Но как? Я неописуемо напрягался, но ничего не мог выразить так, чтобы кто-нибудь понял. Даже если существовали слова для этого события, то я был слишком мал, чтобы их найти. И внезапно меня охватил страх, что они все же могут, невзирая на мой возраст, вдруг найтись, эти слова, и страшней всего мне казалось то, что их придется сказать. И действительно, испытать то, что случилось под столом, еще раз, по-другому, варьируя, с самого начала; слышать, как сам это передаю, – для этого у меня уже не нашлось сил.

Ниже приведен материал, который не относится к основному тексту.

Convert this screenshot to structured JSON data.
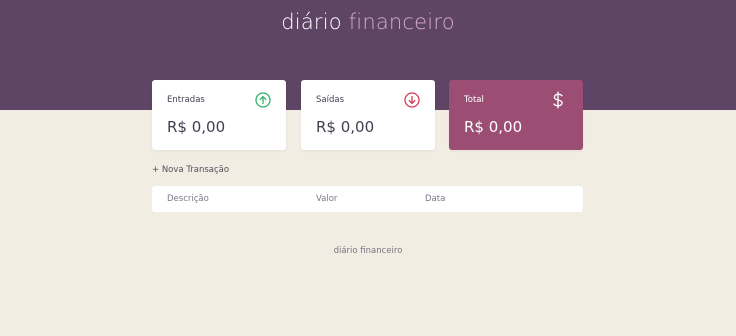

Конечно, это воображение, если теперь утверждаю: уже в то время я чувствовал, что в мою жизнь что-то вошло, прямиком в мою, то, с чем я должен один идти и идти, всегда. Вижу, как лежу в моей маленькой кроватке с решеткой и не сплю, и как-то смутно предвижу, что жизнь будет такая: полна особенных вещей, и они предназначены только для Одного и не позволяют себя высказать. Несомненно, что мало-помалу во мне поднималась грустная и тяжелая гордость. Представлялось, как буду расхаживать, преисполненный сокровенным и молчаливый. Я чувствовал неподдельную симпатию к взрослым, восхищался ими и собирался сказать им, что ими восхищаюсь. И собирался сказать это мадемуазель при следующем удобном случае.

* * *

А потом последовала одна из тех болезней, что доказывают: то, что случилось – не первое мое собственное переживание. Лихорадка, надрываясь, копалась во мне и вытаскивала из самой глубины опыты, картины, факты, о которых я не знал; я лежал там, переполненный сам собой, ожидая момента, когда мне будет приказано все это снова уложить в себя слоями, упорядоченно, в последовательности. И я даже подступался, но оно росло у меня под руками, оно сопротивлялось, его оказалось слишком много. Тогда мной овладела ярость, я сваливал в себя все в кучу и прессовал; но – не мог снова закрыться. И тогда я закричал, наполовину открытый, каким оказался, и кричал, и кричал. А когда начал выглядывать из себя, то увидел, что они уже давно стояли вокруг моей кровати и держали меня за руки, и горела свеча, а их большие тени соприкасались позади них, на стене. И мой отец приказывал мне сказать, что со мной. – Приветливый, ненавязчивый, мягкий приказ, но все-таки приказ. И отец становился нетерпеливым, когда я не отвечал.